Who Am I - Kein System ist sicher

Thriller, D 2014
Benjamin will kein Niemand mehr sein

Benjamin will kein Niemand mehr sein

"Who Am I - Kein System ist sicher" von Regisseur Baran bo Odar ist ein Hacker-Film passend zu den Daten-Skandalen um NSA und Co: In dem Streifen wird ein unscheinbarer Niemand plötzlich zum meistgesuchten Hacker der Welt. Mit den Schauspielern Tom Schilling, Elyas M'Barek und Wotan Wilke Möhring.

Der Film erzählt die Geschichte des jungen Benjamin (Schilling), der die Nase voll davon hat, immer ein Niemand zu sein und aus der trostlosen Realität immer häufiger in die virtuelle Welt flieht. "Ich bin eine Null unter lauter Einsen", sagt er. "Aber im Netz kann ich sein, wer ich will. Dein Freund, dein Feind, ein Superheld." Als er versucht, seiner ebenso großen wie heimlichen Liebe Marie (Hannah Herzsprung) die Fragen für ihre Abschlussprüfung vom Uni-Server zu stehlen, wird er erwischt und zu Sozialstunden verdonnert.

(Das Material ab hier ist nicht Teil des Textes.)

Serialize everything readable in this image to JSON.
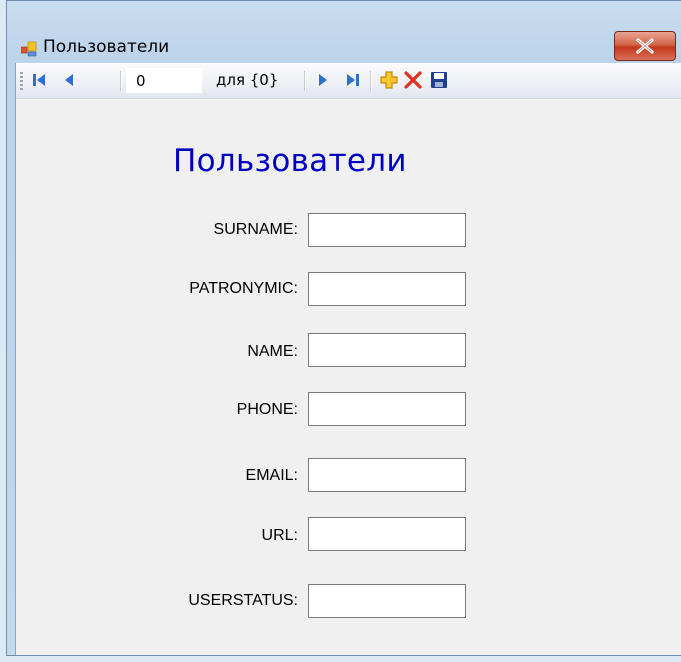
{
  "window": {
    "title": "Пользователи"
  },
  "toolbar": {
    "position_value": "0",
    "count_label": "для {0}",
    "buttons": [
      "move-first-icon",
      "move-previous-icon",
      "move-next-icon",
      "move-last-icon",
      "add-new-icon",
      "delete-icon",
      "save-icon"
    ]
  },
  "form": {
    "title": "Пользователи",
    "fields": [
      {
        "label": "SURNAME:",
        "value": ""
      },
      {
        "label": "PATRONYMIC:",
        "value": ""
      },
      {
        "label": "NAME:",
        "value": ""
      },
      {
        "label": "PHONE:",
        "value": ""
      },
      {
        "label": "EMAIL:",
        "value": ""
      },
      {
        "label": "URL:",
        "value": ""
      },
      {
        "label": "USERSTATUS:",
        "value": ""
      }
    ]
  },
  "colors": {
    "title_blue": "#0000c0",
    "nav_blue": "#2f6fd0",
    "delete_red": "#e0301e",
    "add_yellow": "#f2b705"
  }
}
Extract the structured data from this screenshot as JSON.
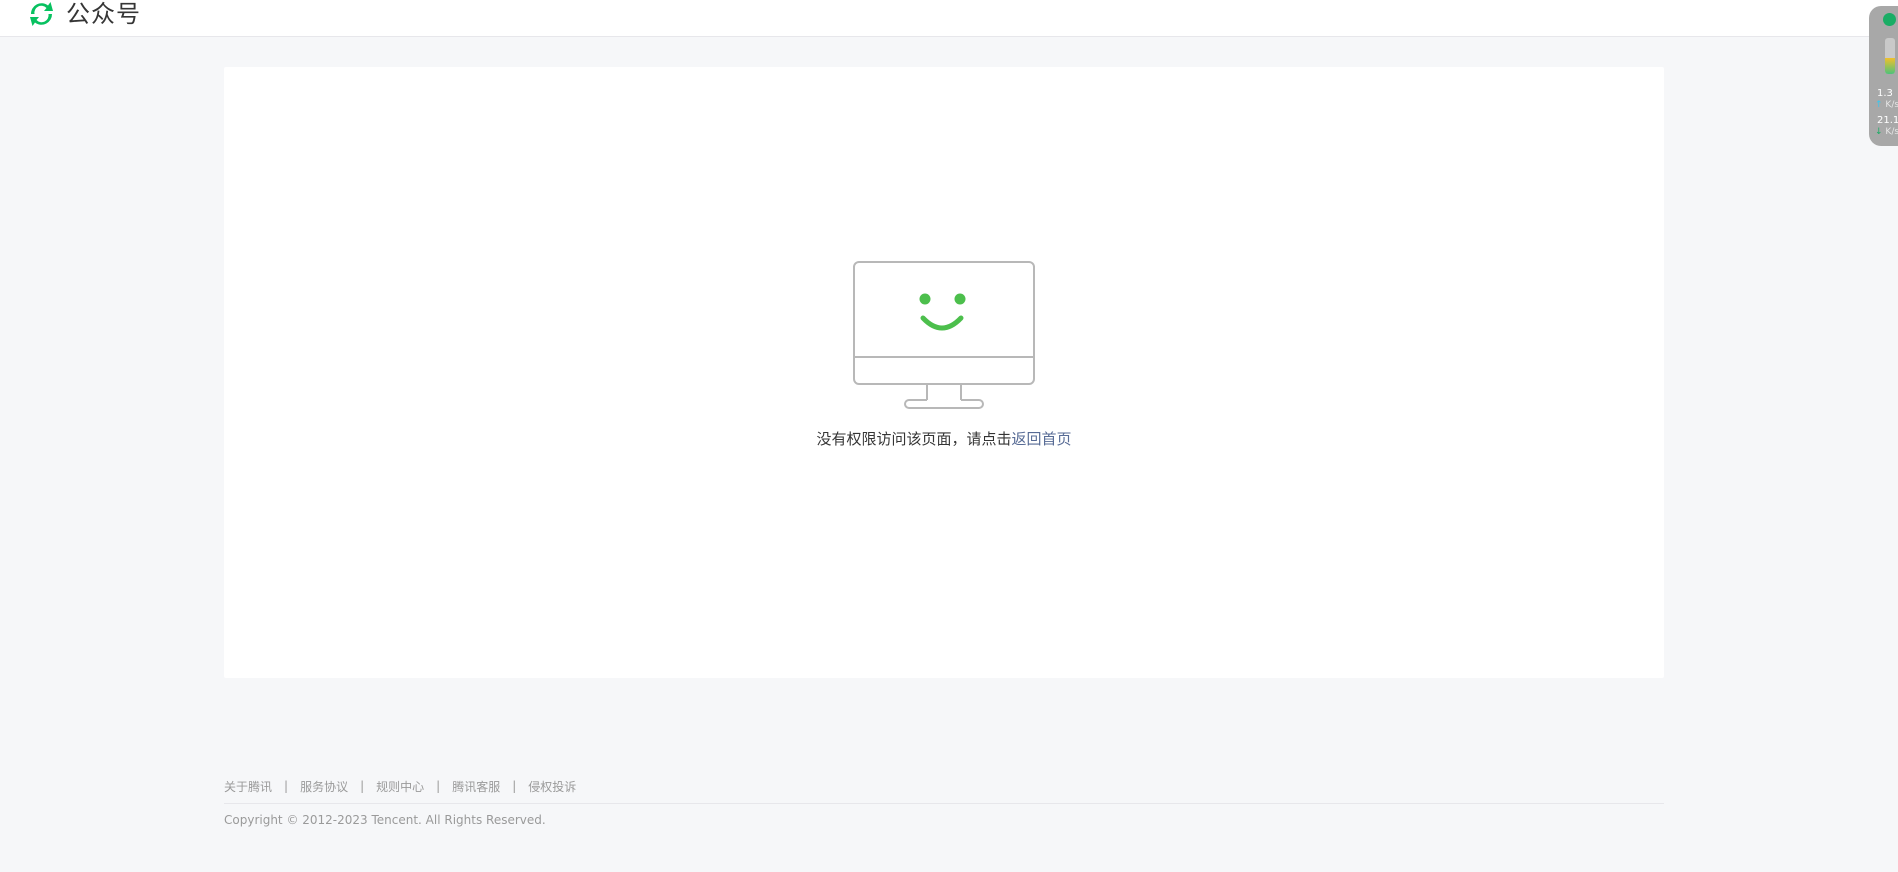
{
  "header": {
    "logo_text": "公众号",
    "logo_icon": "wechat-official-accounts-logo",
    "brand_color": "#1aad19"
  },
  "main": {
    "illustration": "smiling-monitor-icon",
    "message_prefix": "没有权限访问该页面，请点击",
    "home_link": "返回首页",
    "link_color": "#576b95"
  },
  "footer": {
    "links": [
      "关于腾讯",
      "服务协议",
      "规则中心",
      "腾讯客服",
      "侵权投诉"
    ],
    "separator": "|",
    "copyright": "Copyright © 2012-2023 Tencent. All Rights Reserved."
  },
  "network_widget": {
    "usage_level": 0.45,
    "upload_value": "1.3",
    "upload_unit": "K/s",
    "download_value": "21.1",
    "download_unit": "K/s",
    "upload_arrow": "↑",
    "download_arrow": "↓"
  }
}
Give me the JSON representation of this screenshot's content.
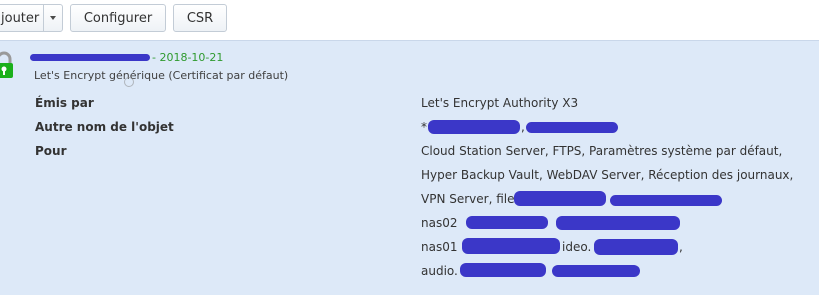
{
  "toolbar": {
    "add_label": "jouter",
    "configure_label": "Configurer",
    "csr_label": "CSR"
  },
  "certificate": {
    "expiry": "- 2018-10-21",
    "description": "Let's Encrypt générique (Certificat par défaut)",
    "details": {
      "issued_by_label": "Émis par",
      "issued_by_value": "Let's Encrypt Authority X3",
      "alt_name_label": "Autre nom de l'objet",
      "alt_name_value_visible": "*",
      "alt_name_value_suffix": ",",
      "for_label": "Pour",
      "for_values": [
        "Cloud Station Server, FTPS, Paramètres système par défaut,",
        "Hyper Backup Vault, WebDAV Server, Réception des journaux,",
        "VPN Server, file",
        "nas02",
        "nas01",
        "audio."
      ],
      "for_fragments": [
        {
          "text": "ideo."
        },
        {
          "text": ","
        }
      ]
    }
  },
  "colors": {
    "panel_bg": "#dde9f8",
    "redaction": "#3b37c8",
    "expiry_green": "#2f9a2f",
    "lock_green": "#1bb01b"
  },
  "icons": {
    "lock": "lock-icon",
    "dropdown": "chevron-down-icon"
  }
}
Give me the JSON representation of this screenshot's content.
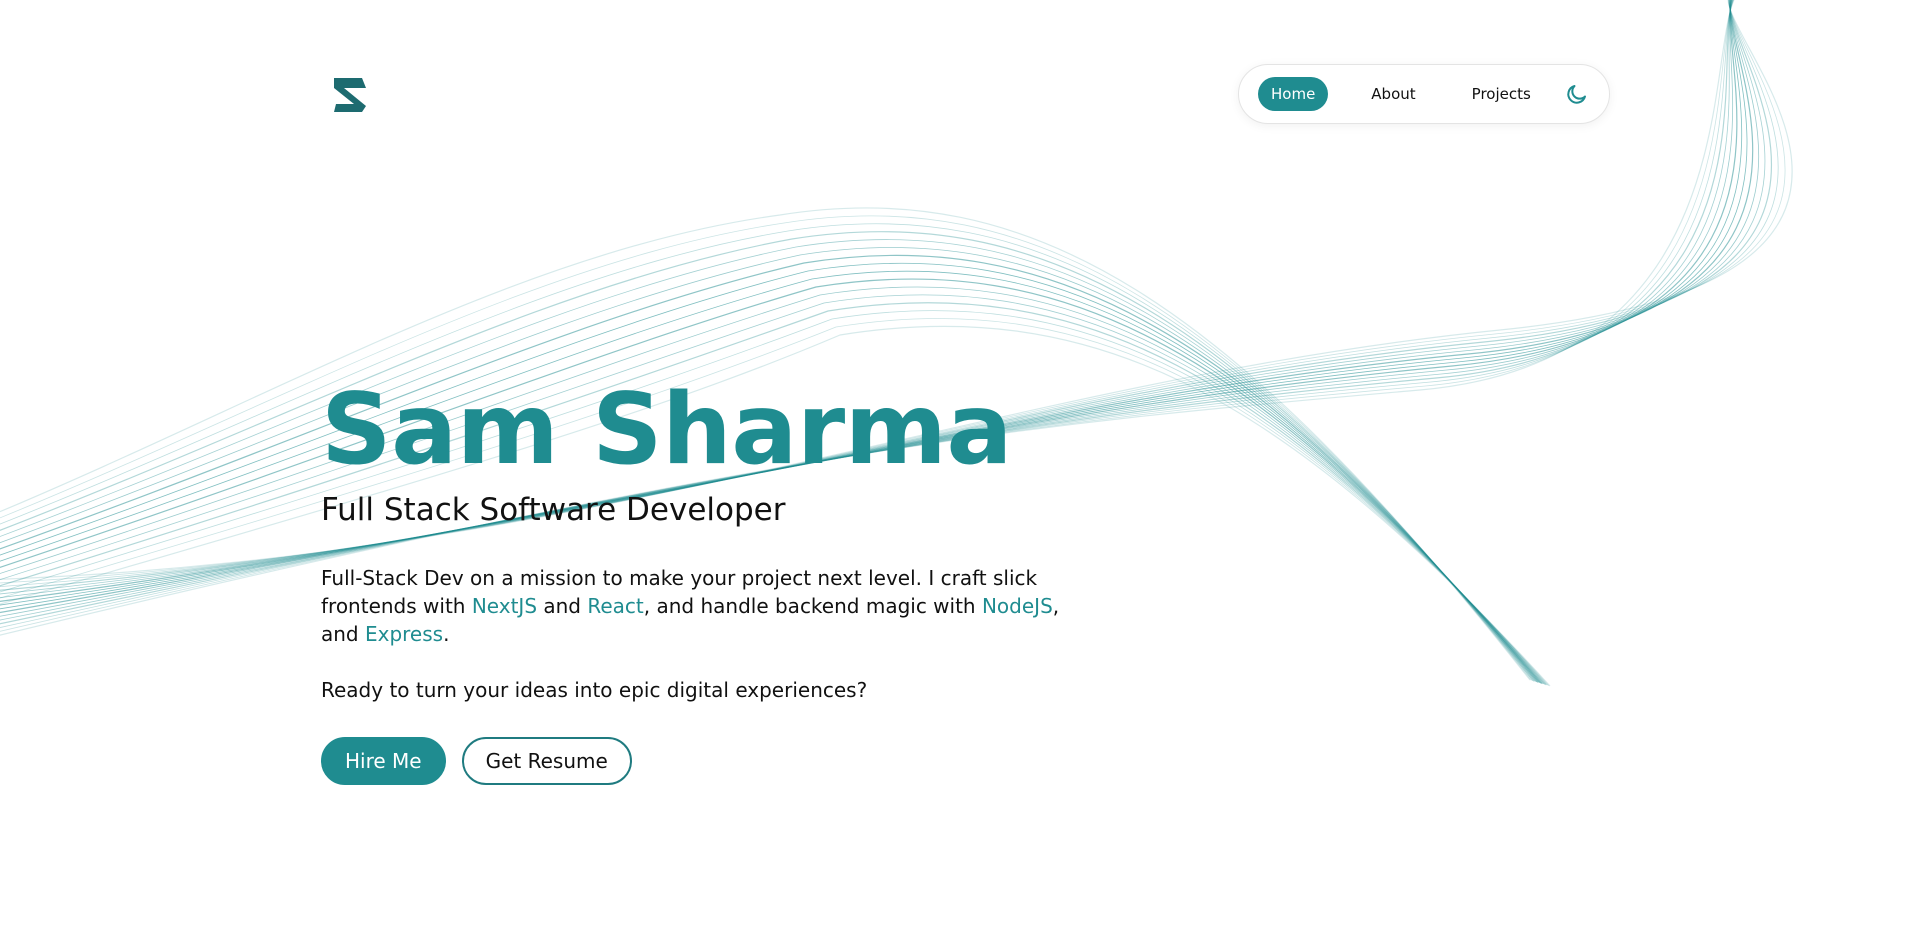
{
  "colors": {
    "accent": "#1f8c90",
    "text": "#111111",
    "background": "#ffffff"
  },
  "header": {
    "logo_icon": "s-logo-icon",
    "nav": {
      "items": [
        {
          "label": "Home",
          "active": true
        },
        {
          "label": "About",
          "active": false
        },
        {
          "label": "Projects",
          "active": false
        }
      ],
      "theme_toggle_icon": "moon-icon"
    }
  },
  "hero": {
    "name": "Sam Sharma",
    "role": "Full Stack Software Developer",
    "description": {
      "part1": "Full-Stack Dev on a mission to make your project next level. I craft slick frontends with ",
      "tech1": "NextJS",
      "part2": " and ",
      "tech2": "React",
      "part3": ", and handle backend magic with ",
      "tech3": "NodeJS",
      "part4": ", and ",
      "tech4": "Express",
      "part5": "."
    },
    "cta_text": "Ready to turn your ideas into epic digital experiences?",
    "buttons": {
      "hire_label": "Hire Me",
      "resume_label": "Get Resume"
    }
  }
}
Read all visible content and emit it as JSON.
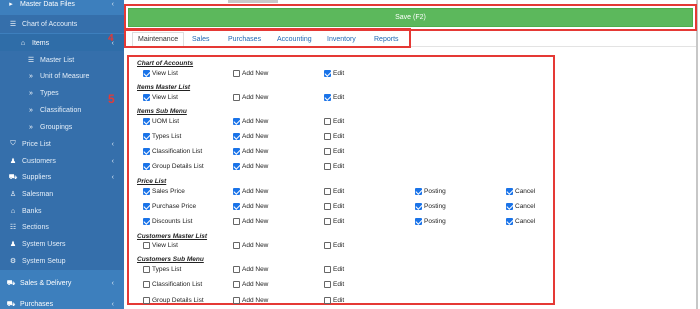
{
  "sidebar": {
    "items": [
      {
        "icon": "chevron-icon",
        "glyph": "▸",
        "label": "Master Data Files",
        "chev": "‹",
        "kind": "header"
      },
      {
        "icon": "list-icon",
        "glyph": "☰",
        "label": "Chart of Accounts",
        "chev": "",
        "kind": "sub"
      },
      {
        "icon": "home-icon",
        "glyph": "⌂",
        "label": "Items",
        "chev": "‹",
        "kind": "active"
      },
      {
        "icon": "list-icon",
        "glyph": "☰",
        "label": "Master List",
        "chev": "",
        "kind": "subsub"
      },
      {
        "icon": "angle-right-icon",
        "glyph": "»",
        "label": "Unit of Measure",
        "chev": "",
        "kind": "subsub"
      },
      {
        "icon": "angle-right-icon",
        "glyph": "»",
        "label": "Types",
        "chev": "",
        "kind": "subsub"
      },
      {
        "icon": "angle-right-icon",
        "glyph": "»",
        "label": "Classification",
        "chev": "",
        "kind": "subsub"
      },
      {
        "icon": "angle-right-icon",
        "glyph": "»",
        "label": "Groupings",
        "chev": "",
        "kind": "subsub"
      },
      {
        "icon": "tag-icon",
        "glyph": "⛉",
        "label": "Price List",
        "chev": "‹",
        "kind": "sub"
      },
      {
        "icon": "customers-icon",
        "glyph": "♟",
        "label": "Customers",
        "chev": "‹",
        "kind": "sub"
      },
      {
        "icon": "truck-icon",
        "glyph": "⛟",
        "label": "Suppliers",
        "chev": "‹",
        "kind": "sub"
      },
      {
        "icon": "user-icon",
        "glyph": "♙",
        "label": "Salesman",
        "chev": "",
        "kind": "sub"
      },
      {
        "icon": "bank-icon",
        "glyph": "⌂",
        "label": "Banks",
        "chev": "",
        "kind": "sub"
      },
      {
        "icon": "sections-icon",
        "glyph": "☷",
        "label": "Sections",
        "chev": "",
        "kind": "sub"
      },
      {
        "icon": "users-icon",
        "glyph": "♟",
        "label": "System Users",
        "chev": "",
        "kind": "sub"
      },
      {
        "icon": "gear-icon",
        "glyph": "⚙",
        "label": "System Setup",
        "chev": "",
        "kind": "sub"
      },
      {
        "icon": "sales-icon",
        "glyph": "⛟",
        "label": "Sales & Delivery",
        "chev": "‹",
        "kind": "header"
      },
      {
        "icon": "cart-icon",
        "glyph": "⛟",
        "label": "Purchases",
        "chev": "‹",
        "kind": "header"
      }
    ]
  },
  "save": {
    "label": "Save (F2)"
  },
  "tabs": [
    "Maintenance",
    "Sales",
    "Purchases",
    "Accounting",
    "Inventory",
    "Reports"
  ],
  "annotations": {
    "tabs": "4",
    "content": "5"
  },
  "sections": [
    {
      "title": "Chart of Accounts",
      "rows": [
        [
          {
            "label": "View List",
            "checked": true
          },
          {
            "label": "Add New",
            "checked": false
          },
          {
            "label": "Edit",
            "checked": true
          }
        ]
      ]
    },
    {
      "title": "Items Master List",
      "rows": [
        [
          {
            "label": "View List",
            "checked": true
          },
          {
            "label": "Add New",
            "checked": false
          },
          {
            "label": "Edit",
            "checked": true
          }
        ]
      ]
    },
    {
      "title": "Items Sub Menu",
      "rows": [
        [
          {
            "label": "UOM List",
            "checked": true
          },
          {
            "label": "Add New",
            "checked": true
          },
          {
            "label": "Edit",
            "checked": false
          }
        ],
        [
          {
            "label": "Types List",
            "checked": true
          },
          {
            "label": "Add New",
            "checked": true
          },
          {
            "label": "Edit",
            "checked": false
          }
        ],
        [
          {
            "label": "Classification List",
            "checked": true
          },
          {
            "label": "Add New",
            "checked": true
          },
          {
            "label": "Edit",
            "checked": false
          }
        ],
        [
          {
            "label": "Group Details List",
            "checked": true
          },
          {
            "label": "Add New",
            "checked": true
          },
          {
            "label": "Edit",
            "checked": false
          }
        ]
      ]
    },
    {
      "title": "Price List",
      "rows": [
        [
          {
            "label": "Sales Price",
            "checked": true
          },
          {
            "label": "Add New",
            "checked": true
          },
          {
            "label": "Edit",
            "checked": false
          },
          {
            "label": "Posting",
            "checked": true
          },
          {
            "label": "Cancel",
            "checked": true
          }
        ],
        [
          {
            "label": "Purchase Price",
            "checked": true
          },
          {
            "label": "Add New",
            "checked": true
          },
          {
            "label": "Edit",
            "checked": false
          },
          {
            "label": "Posting",
            "checked": true
          },
          {
            "label": "Cancel",
            "checked": true
          }
        ],
        [
          {
            "label": "Discounts List",
            "checked": true
          },
          {
            "label": "Add New",
            "checked": false
          },
          {
            "label": "Edit",
            "checked": false
          },
          {
            "label": "Posting",
            "checked": true
          },
          {
            "label": "Cancel",
            "checked": true
          }
        ]
      ]
    },
    {
      "title": "Customers Master List",
      "rows": [
        [
          {
            "label": "View List",
            "checked": false
          },
          {
            "label": "Add New",
            "checked": false
          },
          {
            "label": "Edit",
            "checked": false
          }
        ]
      ]
    },
    {
      "title": "Customers Sub Menu",
      "rows": [
        [
          {
            "label": "Types List",
            "checked": false
          },
          {
            "label": "Add New",
            "checked": false
          },
          {
            "label": "Edit",
            "checked": false
          }
        ],
        [
          {
            "label": "Classification List",
            "checked": false
          },
          {
            "label": "Add New",
            "checked": false
          },
          {
            "label": "Edit",
            "checked": false
          }
        ],
        [
          {
            "label": "Group Details List",
            "checked": false
          },
          {
            "label": "Add New",
            "checked": false
          },
          {
            "label": "Edit",
            "checked": false
          }
        ]
      ]
    }
  ],
  "colors": {
    "sidebar": "#3d7fbd",
    "save": "#5cb85c",
    "annotation": "#e53935",
    "check": "#1a73e8"
  }
}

Ausgerechnet die sind aber sein Ticket in die ernsthafte Cyber-Kriminalität. Denn der ebenso charmante wie selbstbewusste und ebenfalls Sozialdienst leistende Max (M'Barek) wird dabei auf ihn aufmerksam und hält ihn für eine große Bereicherung für seine kleine Hacker-Clique. Und so werden die beiden gemeinsam mit seinen Freunden Stephan (Möhring) und Paul (Antoine Monot) zur Hacker-Gruppe CLAY ("Clowns Laughing @ You"), die zunächst vor allem mit Spaß-Aktionen in Clowns-Masken auf sich aufmerksam macht. Benjamin nennt sich dabei "WHOAMI" - Wer bin ich?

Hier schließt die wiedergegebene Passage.